In previous work, CDT has examined the ways tech companies design models to analyze text across languages. Building on this, CDT is launching a new project that focuses on content moderation policies and measures in the Global South. This research will critically examine how content moderation systems operate in non-English contexts, particularly in indigenous and other languages of the Majority World (i.e., the Global South.) Using a mixed-method approach that combines qualitative and quantitative methods, this project will address this question: How do content moderation systems across various platforms operate in indigenous and other language contexts of the Global South? To answer this question, we will examine content moderation in languages from three regions: (1) South America, (2) Africa, and (3) South Asia.

Over the years, evidence has shown that tech companies implement policies and practices in moderating non-English language content that can have the effect of impeding individuals from speaking freely or accessing information in their native language. For example, according to one whistleblower, Facebook allocates 87% of its spending on misinformation countermeasures to English content, despite only 9% of its users being English speakers. Notably, that disparity is even more pronounced in the case of low-resource languages — those characterized by limited availability and poor-quality datasets for training language models. The lack of resources and content moderation practices have inadvertently resulted in the suspension of user accounts and/or content, the supercharging of hate speech, and the proliferation of misleading content in the Global South. Hence, it is critically important to explore the ways tech companies moderate non-English languages.
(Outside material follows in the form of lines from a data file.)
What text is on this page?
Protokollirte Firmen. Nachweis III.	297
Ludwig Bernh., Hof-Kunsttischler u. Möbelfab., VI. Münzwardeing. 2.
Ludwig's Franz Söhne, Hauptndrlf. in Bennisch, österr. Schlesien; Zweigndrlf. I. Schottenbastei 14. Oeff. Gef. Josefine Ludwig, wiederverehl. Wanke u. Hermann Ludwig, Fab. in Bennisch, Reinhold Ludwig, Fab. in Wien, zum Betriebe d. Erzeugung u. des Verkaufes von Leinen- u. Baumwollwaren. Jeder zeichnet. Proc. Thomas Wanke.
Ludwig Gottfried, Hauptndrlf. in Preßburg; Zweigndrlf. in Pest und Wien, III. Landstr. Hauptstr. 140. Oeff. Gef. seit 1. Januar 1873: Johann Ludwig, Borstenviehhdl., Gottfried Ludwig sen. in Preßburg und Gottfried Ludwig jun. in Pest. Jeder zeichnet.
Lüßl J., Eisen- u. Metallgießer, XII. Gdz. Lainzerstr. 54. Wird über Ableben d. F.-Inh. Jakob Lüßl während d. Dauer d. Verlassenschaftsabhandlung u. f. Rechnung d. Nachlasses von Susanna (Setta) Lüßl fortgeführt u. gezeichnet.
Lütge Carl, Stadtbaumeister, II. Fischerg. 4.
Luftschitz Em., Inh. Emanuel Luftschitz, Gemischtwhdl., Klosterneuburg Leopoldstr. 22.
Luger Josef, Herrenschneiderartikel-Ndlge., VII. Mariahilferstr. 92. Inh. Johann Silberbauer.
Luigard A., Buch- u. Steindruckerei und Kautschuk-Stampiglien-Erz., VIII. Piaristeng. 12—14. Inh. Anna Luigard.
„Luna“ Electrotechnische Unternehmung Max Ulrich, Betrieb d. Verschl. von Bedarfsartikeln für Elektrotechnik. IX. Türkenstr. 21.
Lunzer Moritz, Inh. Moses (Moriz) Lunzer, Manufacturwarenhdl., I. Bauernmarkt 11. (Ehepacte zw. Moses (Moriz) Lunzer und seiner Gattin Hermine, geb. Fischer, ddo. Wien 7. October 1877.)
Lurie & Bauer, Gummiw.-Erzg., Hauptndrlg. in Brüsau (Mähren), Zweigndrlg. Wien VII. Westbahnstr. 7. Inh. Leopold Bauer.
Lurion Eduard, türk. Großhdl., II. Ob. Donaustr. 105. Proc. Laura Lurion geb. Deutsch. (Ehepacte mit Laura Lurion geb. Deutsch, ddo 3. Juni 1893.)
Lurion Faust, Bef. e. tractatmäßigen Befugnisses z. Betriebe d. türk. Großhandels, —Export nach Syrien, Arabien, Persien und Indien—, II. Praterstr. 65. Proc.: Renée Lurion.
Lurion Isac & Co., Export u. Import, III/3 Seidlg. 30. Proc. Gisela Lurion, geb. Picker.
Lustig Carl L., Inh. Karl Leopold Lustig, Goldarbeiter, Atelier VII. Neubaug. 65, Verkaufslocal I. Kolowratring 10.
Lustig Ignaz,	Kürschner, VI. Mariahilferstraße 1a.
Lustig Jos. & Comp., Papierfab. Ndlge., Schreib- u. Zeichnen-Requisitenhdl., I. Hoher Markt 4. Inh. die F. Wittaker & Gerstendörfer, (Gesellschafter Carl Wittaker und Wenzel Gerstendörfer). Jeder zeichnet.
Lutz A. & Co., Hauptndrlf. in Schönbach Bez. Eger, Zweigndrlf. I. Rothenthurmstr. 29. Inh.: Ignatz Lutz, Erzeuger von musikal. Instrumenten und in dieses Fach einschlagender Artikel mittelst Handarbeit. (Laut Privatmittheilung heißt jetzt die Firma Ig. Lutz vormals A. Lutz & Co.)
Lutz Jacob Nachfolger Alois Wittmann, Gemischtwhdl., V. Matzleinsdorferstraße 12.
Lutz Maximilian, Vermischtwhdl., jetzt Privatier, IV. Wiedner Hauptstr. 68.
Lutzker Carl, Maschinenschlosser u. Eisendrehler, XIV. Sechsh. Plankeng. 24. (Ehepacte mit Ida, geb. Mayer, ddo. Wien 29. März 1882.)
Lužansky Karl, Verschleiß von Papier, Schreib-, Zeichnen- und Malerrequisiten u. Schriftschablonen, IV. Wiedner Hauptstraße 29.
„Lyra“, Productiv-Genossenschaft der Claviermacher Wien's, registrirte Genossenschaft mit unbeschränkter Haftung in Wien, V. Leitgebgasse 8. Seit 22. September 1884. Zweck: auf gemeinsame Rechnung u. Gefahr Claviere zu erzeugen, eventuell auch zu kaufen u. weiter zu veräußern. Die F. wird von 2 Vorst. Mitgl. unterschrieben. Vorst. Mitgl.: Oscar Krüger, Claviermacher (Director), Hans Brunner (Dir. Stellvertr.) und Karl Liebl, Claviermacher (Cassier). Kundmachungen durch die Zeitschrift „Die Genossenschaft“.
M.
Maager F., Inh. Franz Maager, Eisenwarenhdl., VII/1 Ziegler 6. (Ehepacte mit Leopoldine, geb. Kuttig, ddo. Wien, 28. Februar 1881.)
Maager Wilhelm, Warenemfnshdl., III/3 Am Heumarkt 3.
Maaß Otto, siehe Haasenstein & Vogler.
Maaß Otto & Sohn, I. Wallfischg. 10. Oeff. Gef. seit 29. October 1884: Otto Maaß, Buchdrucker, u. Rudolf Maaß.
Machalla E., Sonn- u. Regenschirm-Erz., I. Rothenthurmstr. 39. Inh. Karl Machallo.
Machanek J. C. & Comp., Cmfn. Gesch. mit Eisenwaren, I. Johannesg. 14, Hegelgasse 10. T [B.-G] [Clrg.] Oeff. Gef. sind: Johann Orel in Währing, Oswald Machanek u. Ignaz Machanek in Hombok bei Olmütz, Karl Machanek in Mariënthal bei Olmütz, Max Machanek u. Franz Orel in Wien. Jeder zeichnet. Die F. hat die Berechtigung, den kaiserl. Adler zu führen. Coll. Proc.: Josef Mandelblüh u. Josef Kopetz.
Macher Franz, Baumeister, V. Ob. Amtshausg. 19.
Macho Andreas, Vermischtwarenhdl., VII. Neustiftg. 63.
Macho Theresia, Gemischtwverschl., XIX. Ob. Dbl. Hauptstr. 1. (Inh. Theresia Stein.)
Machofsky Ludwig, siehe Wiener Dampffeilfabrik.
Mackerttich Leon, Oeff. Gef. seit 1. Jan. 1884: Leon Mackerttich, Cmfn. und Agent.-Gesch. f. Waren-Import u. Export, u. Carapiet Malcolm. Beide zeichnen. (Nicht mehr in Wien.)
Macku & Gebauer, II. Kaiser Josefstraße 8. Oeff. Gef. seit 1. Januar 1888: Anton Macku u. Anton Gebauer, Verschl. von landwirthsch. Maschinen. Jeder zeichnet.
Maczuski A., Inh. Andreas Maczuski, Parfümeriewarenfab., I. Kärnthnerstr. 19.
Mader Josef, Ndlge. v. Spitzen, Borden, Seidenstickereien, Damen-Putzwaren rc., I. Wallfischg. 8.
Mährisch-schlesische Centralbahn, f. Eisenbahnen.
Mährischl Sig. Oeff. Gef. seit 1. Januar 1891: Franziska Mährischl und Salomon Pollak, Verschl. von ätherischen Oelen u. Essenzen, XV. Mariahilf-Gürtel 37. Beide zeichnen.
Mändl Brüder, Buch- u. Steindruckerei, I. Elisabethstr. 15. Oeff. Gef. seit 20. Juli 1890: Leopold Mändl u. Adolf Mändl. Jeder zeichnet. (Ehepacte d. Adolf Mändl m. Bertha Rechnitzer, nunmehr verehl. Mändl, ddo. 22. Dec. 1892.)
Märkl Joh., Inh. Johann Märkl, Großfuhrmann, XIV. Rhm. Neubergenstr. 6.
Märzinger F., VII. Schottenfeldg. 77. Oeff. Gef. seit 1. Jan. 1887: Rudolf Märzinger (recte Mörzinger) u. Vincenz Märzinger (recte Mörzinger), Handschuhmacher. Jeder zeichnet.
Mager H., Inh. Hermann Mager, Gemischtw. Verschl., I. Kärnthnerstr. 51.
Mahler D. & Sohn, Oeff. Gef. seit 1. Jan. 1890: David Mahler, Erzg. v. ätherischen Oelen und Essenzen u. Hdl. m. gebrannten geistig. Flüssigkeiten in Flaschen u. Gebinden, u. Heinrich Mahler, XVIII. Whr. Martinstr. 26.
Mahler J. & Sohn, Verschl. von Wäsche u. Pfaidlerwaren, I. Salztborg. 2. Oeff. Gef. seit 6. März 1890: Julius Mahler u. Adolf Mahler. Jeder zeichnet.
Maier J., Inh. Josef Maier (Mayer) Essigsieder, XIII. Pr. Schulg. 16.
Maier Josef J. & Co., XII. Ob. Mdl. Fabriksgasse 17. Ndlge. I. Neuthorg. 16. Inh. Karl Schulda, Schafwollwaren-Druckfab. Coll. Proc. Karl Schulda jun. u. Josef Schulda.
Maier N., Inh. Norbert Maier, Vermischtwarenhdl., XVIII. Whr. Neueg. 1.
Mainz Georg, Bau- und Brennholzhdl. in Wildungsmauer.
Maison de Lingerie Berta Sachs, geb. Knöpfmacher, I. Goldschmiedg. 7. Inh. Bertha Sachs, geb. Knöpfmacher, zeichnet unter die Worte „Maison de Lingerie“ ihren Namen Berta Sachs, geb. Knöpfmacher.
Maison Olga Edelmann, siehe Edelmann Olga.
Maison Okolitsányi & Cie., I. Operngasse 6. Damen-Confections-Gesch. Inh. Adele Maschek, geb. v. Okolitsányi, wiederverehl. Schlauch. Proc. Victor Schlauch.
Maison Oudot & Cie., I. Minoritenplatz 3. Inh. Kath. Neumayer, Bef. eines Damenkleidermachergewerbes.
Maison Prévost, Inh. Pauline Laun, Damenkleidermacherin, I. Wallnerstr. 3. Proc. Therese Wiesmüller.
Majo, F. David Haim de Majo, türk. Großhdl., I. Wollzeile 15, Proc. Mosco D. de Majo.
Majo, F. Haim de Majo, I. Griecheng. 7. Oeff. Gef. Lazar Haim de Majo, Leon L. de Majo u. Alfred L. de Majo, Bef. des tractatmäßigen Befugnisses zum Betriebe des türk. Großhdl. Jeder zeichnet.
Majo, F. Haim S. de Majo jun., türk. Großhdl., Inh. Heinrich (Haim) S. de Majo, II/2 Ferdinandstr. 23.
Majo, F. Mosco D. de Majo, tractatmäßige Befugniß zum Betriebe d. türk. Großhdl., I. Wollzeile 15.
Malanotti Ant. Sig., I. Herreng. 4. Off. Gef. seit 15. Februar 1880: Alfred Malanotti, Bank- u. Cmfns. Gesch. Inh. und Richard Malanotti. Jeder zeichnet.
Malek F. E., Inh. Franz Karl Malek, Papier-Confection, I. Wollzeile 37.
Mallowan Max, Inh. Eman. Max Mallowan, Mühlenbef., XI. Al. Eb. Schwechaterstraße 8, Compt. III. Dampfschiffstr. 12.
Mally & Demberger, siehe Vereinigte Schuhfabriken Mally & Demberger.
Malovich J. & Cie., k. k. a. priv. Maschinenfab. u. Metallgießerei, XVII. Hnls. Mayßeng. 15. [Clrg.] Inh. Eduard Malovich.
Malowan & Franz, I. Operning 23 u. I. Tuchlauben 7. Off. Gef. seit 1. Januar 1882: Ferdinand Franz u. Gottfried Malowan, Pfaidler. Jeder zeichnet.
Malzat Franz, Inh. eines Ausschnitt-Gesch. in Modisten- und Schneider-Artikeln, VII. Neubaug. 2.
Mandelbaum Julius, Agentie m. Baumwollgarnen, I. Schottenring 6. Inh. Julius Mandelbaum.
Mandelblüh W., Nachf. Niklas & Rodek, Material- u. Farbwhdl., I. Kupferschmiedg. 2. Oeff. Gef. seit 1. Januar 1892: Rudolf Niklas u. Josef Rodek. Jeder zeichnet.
Content moderation encompasses multiple interrelated processes that involve: definition, detection, evaluation, enforcement, appeal, and education. In the definition stage, user-generated content is identified as either permitted or not on the service. Subsequently, a combination of proactive and reactive methods is used to detect impermissible content, which is then evaluated by human moderators, automated systems, or a combination of both. As a result, multiple enforcement actions are employed against the violating user-generated content while granting users an opportunity to appeal these decisions. Lastly, tech companies educate their users about their content moderation policies and the ways in which the policies are enforced. To implement these content moderation processes effectively, tech companies need to make the investments needed to have the requisite capabilities and capacity in their human-led and automated systems. 

In the case of human moderation, tech companies tend to outsource moderation to third parties to manage different dialects within a language. Dozens of reports have shown that in many cases human moderators are inexperienced, untrained, underpaid, and work in inhumane conditions. In Kenya, for example, OpenAI collaborates with “Sama” — a third-party vendor in Nairobi that provides content moderation services for several tech companies across Africa — who pays less than two dollars per hour (USD) for human moderators to evaluate datasets that were later used to train ChatGPT. The decisions made by human moderators, regardless of their accuracy, are used to train automated content moderation systems. 

“Automated” content moderation is the primary method of moderation for a number of social media companies. Automated tools use techniques such as keyword filters, spam detection tools, and hash-matching algorithms. In addition to the data fed by the human moderators, these automated tools are trained on enormous amounts of text data that is available online. Significant investments, amounting to millions of dollars, were spent on the construction of Large Language Models (LLM) that can be used to detect violating content. However, challenges arise due to the lower volume and poorer quality of text data for many languages, creating a “resourcedness gap” that complicates LLM training. Previous research by CDT found that tech companies attempted to build multilingual language models to address this issue, scaling their AI systems to support multiple languages. These multilingual language models are trained on dozens or hundreds of text data from various languages simultaneously. Some of this data for low-resource languages (such as Kiswahili and Burmese) is translated (or mistranslated) or scraped from low-quality sources, leading once again to ineffective automated moderation. 

This project contributes to the existing body of literature on platform governance and accountability, shedding light on the under-explored non-English languages in the Global South. The outputs of this project will be relevant to multiple audiences: policy-makers; companies providing online services that use content moderation and third parties that develop those systems; researchers working on LLMs and related technologies which aim to support content analysis of user-generated content; and end-users of select online services.